Le transport aérien est par excellence le témoin d’une mondialisation réussie, en tant que « réseau qui structure des relations non pas entre des aéroports, mais entre régions, villes et lieux dans le monde, un réseau sur lequel repose en partie l’architecture de l’archipel mégalopolitain mondial » (Le Goix, p. 62). Décrypter celle-ci par ce biais est particulièrement stimulant et légitime d’avoir consacré un numéro à cette thématique.

L’article d’ouverture de Serge Sur « L’anatomie d’un voyage aérien » est une excellence entrée en matière évoquant les étapes à franchir tout au long d’un voyage (avant, pendant et après), « un modèle de contrôle social » (p. 5). Rien n’est laissé au hasard dans ces grands aéroports internationaux, têtes de pont de la mondialisation, dont Dubaï occupe désormais la première place en termes de trafics internationaux après avoir détrôné Londres Heathrow. Matérialisant l’archipel mégalopolitain mondial, ces plateformes aéroportuaires accompagnent la métropolisation en tant que gateway, « porte d’entrée urbaine » (p. 26), surtout quand une stratégie ferroviaire permet la pratique effective d’une intermodalité.

Le modèle économique du transport aérien, examiné par Paul Chiambaretto et largement repris dans des articles présents dans le numéro, revient sur les très faibles marges dégagées par ce type de transport et sur la situation précaire de nombreuses compagnies, dont le nombre a explosé au cours des vingt dernières années. Le modèle low cost est décrypté en raison de la place que tiennent ces compagnies dans le volume de passagers transportés (24% du total). De même, les compagnies du Golfe et des pays asiatiques ont détrôné les acteurs traditionnels présents sur le marché. Le transport de passagers n’est pas le seul à être examiné dans ce numéro comme en atteste l’article de Pierre Ageron consacré à la Géopolitique du transport aérien ou celui d’Antoine Frémont. Le fret occupe une place stratégique dans le développement des échanges mondiaux et Dubaï comme la Chine y tiennent une place centrale.

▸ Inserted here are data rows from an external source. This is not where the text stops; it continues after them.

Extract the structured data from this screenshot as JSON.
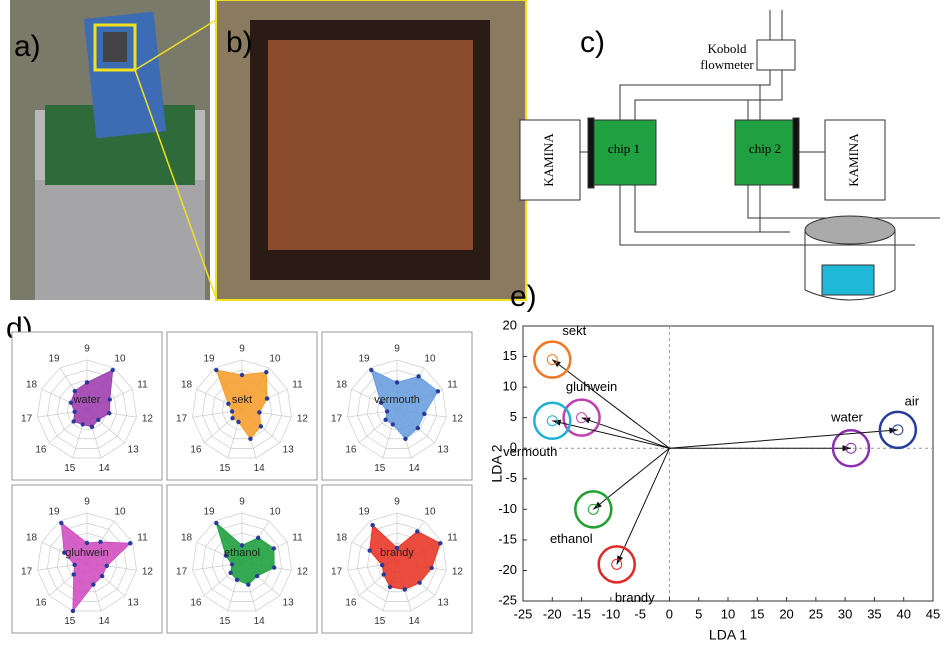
{
  "panel_labels": [
    "a)",
    "b)",
    "c)",
    "d)",
    "e)"
  ],
  "diagram": {
    "flowmeter_lines": [
      "Kobold",
      "flowmeter"
    ],
    "kamina_left": "KAMINA",
    "kamina_right": "KAMINA",
    "chip1": "chip 1",
    "chip2": "chip 2"
  },
  "chart_data": [
    {
      "type": "radar",
      "name": "water",
      "color": "#a040b0",
      "categories": [
        9,
        10,
        11,
        12,
        13,
        14,
        15,
        16,
        17,
        18,
        19
      ],
      "values": [
        0.55,
        0.95,
        0.5,
        0.45,
        0.3,
        0.35,
        0.3,
        0.35,
        0.25,
        0.35,
        0.45
      ],
      "rlim": [
        0,
        1
      ]
    },
    {
      "type": "radar",
      "name": "sekt",
      "color": "#f5a030",
      "categories": [
        9,
        10,
        11,
        12,
        13,
        14,
        15,
        16,
        17,
        18,
        19
      ],
      "values": [
        0.7,
        0.9,
        0.55,
        0.35,
        0.5,
        0.6,
        0.25,
        0.25,
        0.2,
        0.3,
        0.95
      ],
      "rlim": [
        0,
        1
      ]
    },
    {
      "type": "radar",
      "name": "vermouth",
      "color": "#6a9ee0",
      "categories": [
        9,
        10,
        11,
        12,
        13,
        14,
        15,
        16,
        17,
        18,
        19
      ],
      "values": [
        0.55,
        0.8,
        0.9,
        0.55,
        0.55,
        0.6,
        0.3,
        0.3,
        0.2,
        0.35,
        0.95
      ],
      "rlim": [
        0,
        1
      ]
    },
    {
      "type": "radar",
      "name": "gluhwein",
      "color": "#d050c0",
      "categories": [
        9,
        10,
        11,
        12,
        13,
        14,
        15,
        16,
        17,
        18,
        19
      ],
      "values": [
        0.4,
        0.5,
        0.95,
        0.4,
        0.4,
        0.45,
        1.0,
        0.35,
        0.25,
        0.5,
        0.95
      ],
      "rlim": [
        0,
        1
      ]
    },
    {
      "type": "radar",
      "name": "ethanol",
      "color": "#20a040",
      "categories": [
        9,
        10,
        11,
        12,
        13,
        14,
        15,
        16,
        17,
        18,
        19
      ],
      "values": [
        0.35,
        0.6,
        0.7,
        0.65,
        0.4,
        0.45,
        0.35,
        0.3,
        0.2,
        0.35,
        0.95
      ],
      "rlim": [
        0,
        1
      ]
    },
    {
      "type": "radar",
      "name": "brandy",
      "color": "#e83828",
      "categories": [
        9,
        10,
        11,
        12,
        13,
        14,
        15,
        16,
        17,
        18,
        19
      ],
      "values": [
        0.3,
        0.75,
        0.95,
        0.7,
        0.6,
        0.55,
        0.5,
        0.35,
        0.3,
        0.6,
        0.9
      ],
      "rlim": [
        0,
        1
      ]
    },
    {
      "type": "scatter",
      "xlabel": "LDA 1",
      "ylabel": "LDA 2",
      "xlim": [
        -25,
        45
      ],
      "ylim": [
        -25,
        20
      ],
      "xticks": [
        -25,
        -20,
        -15,
        -10,
        -5,
        0,
        5,
        10,
        15,
        20,
        25,
        30,
        35,
        40,
        45
      ],
      "yticks": [
        -25,
        -20,
        -15,
        -10,
        -5,
        0,
        5,
        10,
        15,
        20
      ],
      "series": [
        {
          "name": "sekt",
          "color": "#f07820",
          "x": [
            -20
          ],
          "y": [
            14.5
          ]
        },
        {
          "name": "gluhwein",
          "color": "#c040b0",
          "x": [
            -15
          ],
          "y": [
            5
          ]
        },
        {
          "name": "vermouth",
          "color": "#20b0d0",
          "x": [
            -20
          ],
          "y": [
            4.5
          ]
        },
        {
          "name": "ethanol",
          "color": "#20a030",
          "x": [
            -13
          ],
          "y": [
            -10
          ]
        },
        {
          "name": "brandy",
          "color": "#e02828",
          "x": [
            -9
          ],
          "y": [
            -19
          ]
        },
        {
          "name": "water",
          "color": "#8a30b0",
          "x": [
            31
          ],
          "y": [
            0
          ]
        },
        {
          "name": "air",
          "color": "#283c9c",
          "x": [
            39
          ],
          "y": [
            3
          ]
        }
      ]
    }
  ]
}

L’article de Guillaume Faburel et Lisa Lévy revient sur les enjeux environnementaux du transport aérien que cristallise entre autres la ZAD de Notre-Dame des Landes. Des cartes du bruit autour des aéroports de Heathrow et Orly rendent compte de l’exposition des territoires situés une vingtaine de kilomètres de l’équipement aéroportuaire et montre les limites de la notion airport city. Non seulement, cette insertion de l’aéroport dans la ville se heurte à la question des nuisances que celui-ci génère mais ne doit pas faire oublier que c’est un espace fermé. Jean-Baptiste Frétigny revient sur cet aspect en examinant les enjeux de l’aéroville marchande et ségrégative sans oublier qu’il s’agit d’un espace frontalier très actif avec ses centres de rétention de migrants, par exemple. La course au gigantisme aéroportuaire vise à capter au mieux les flux touristiques, d’affaires et de fret. C’est pourquoi ces espaces sont de mieux en mieux équipés pour faire patienter les passagers titulaires d’un passeport. Vous pourrez ainsi occuper votre temps d’escale à Singapour en allant au cinéma, au sauna à moins que vous n’alliez visiter la reconstitution d’une forêt tropicale.

Élément à part entière de la mondialisation, le transport aérien renforce les liens entre les métropoles et les espaces desservis. C’est ainsi, comme le présente Colette Ranély Vergé-Dèpré, qu’il a œuvré au désenclavement des Antilles permettant le développement d’une industrie touristique mais a paradoxalement participé à un cloisonnement régional. « Loin de gommer les schémas relationnels anciens, il n’a fait que les rendre plus visibles et, sans doute, il les a accentués » (p. 73).